Terra e natureza o seu principal lema. O rio Araguaia seu caminho de paz, de contemplação, de crença num mundo em que vivência humana e felicidade podem se articular sem grandes ostentações, fora de um capitalismo doentio e competitivo. Seus versos refletem uma visão de paz com a natureza.

No prefácio do livro que ora li, de Paulo Gabriel, uma frase me marca.

“A experiência do divino: a canoa que o vento leva, frágil como um beija-flor; o passarinho morto pela crueldade humana; noite de estrelas e mistério; uma rede para balançar o mundo no sertão vestido de buritis, na solidão da aurora; e o coração cheio de nomes!”.

Isto é a obra do bispo, o ressaltar do simples, do cotidiano de sua gente, de seu rincão, que dá sentido à existência.

Faz-me lembrar Spinoza, filósofo de quem sempre tiro grandes lições. Acredito que Dom Pedro também nele se inspirava. A compreensão do conceito de deidade me é muito forte. A identificação entre Natureza e Deus parece que flui, nos que amam a terra.

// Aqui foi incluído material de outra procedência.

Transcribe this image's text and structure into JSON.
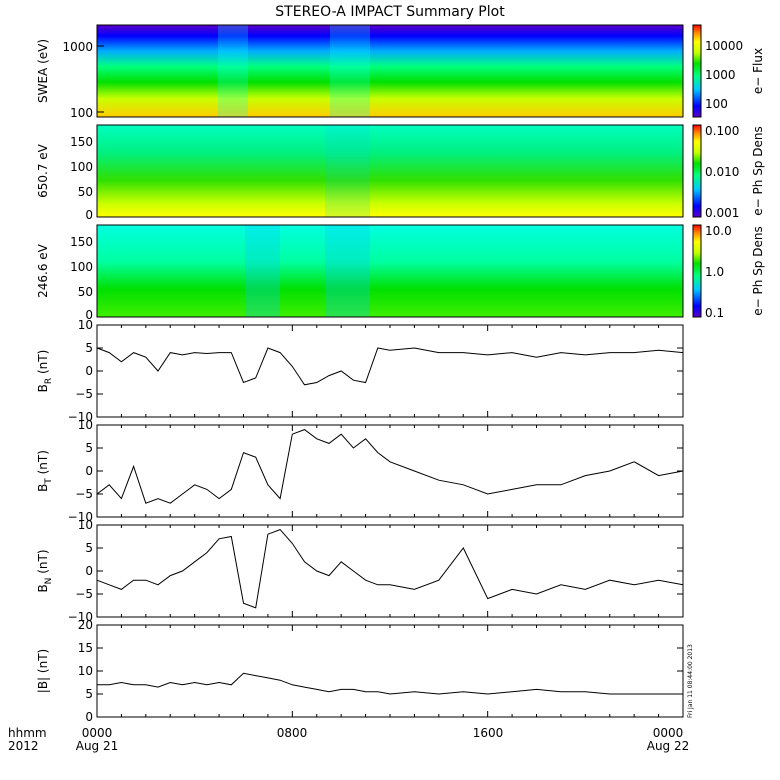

Essa concepção foi muito bem descrita pelo cientista maior Albert Einstein.  Disse ele, "acredito no Deus de Spinoza, um Deus que se manifesta na harmonia de tudo o que existe, e não num Deus que se preocupa com o destino e as ações dos homens".

Ver na beleza da natureza, no cotidiano e na lógica perfeita das estruturas que constituem o ambiente, o Deus que criou isto, parece ser caminho para tentar entender o mundo em que vivemos.

Acreditar num Deus “salvador”, que se preocupa principalmente com a individualidade humana é uma crença cega, que segue os ditames inventados pelos homens para enquadrar a sociedade, nada traz de divino. Apenas atende a interesses de poderosos e a subjugação humana. Faz dependentes da “salvação” os que são vítimas do infortúnio, obriga-os a serem “comportados e submissos”.

Dom Pedro, no livro que recebi e li, divide seu olhar em dois capítulos comoventes. Em que o sertanejo do centro oeste se faz presente com seus  costumes, com seus hábitos.

O autor usa bem as figuras que identificam sua população, seu povo, sua razão de luta.

Por exemplo, para um símbolo que os identifica como hábito, diz, as redes, “berço, cama e mortalha”. Na simplicidade, revela todas as fases de vida.

Na primeira parte do livro, muito bem cognominada, “Nossas vidas são os rios”, poemas que descrevem a natureza e a sociedade do espaço onde sua alma encontrou paz. Onde o ribeirinho se faz gente, onde os animais e os humanos deveriam viver em harmonia. Mas, os retirantes, os indígenas expropriados, os desejos de exploração, os oprimem. Mote fundamental para suas buscas na vida, para o que foram suas lutas.

Na segunda parte, “O coração cheio de nomes”, descreve suas lutas, seus desejos. Suas vontades, inclusive para a pós vida:

“Que me enterrem no rio,
perto de uma garça branca.
Tudo mais será meu.
Aquela correnteza franca”
Uma pessoa que esteve em paz consigo, com a convicção de ter cumprido sua missão. Ou, como ele mesmo disse,
“Ao final do caminho me dirão:
-Você viveu? Você amou?
E eu, sem nada dizer,
abrirei o coração cheio de nomes.”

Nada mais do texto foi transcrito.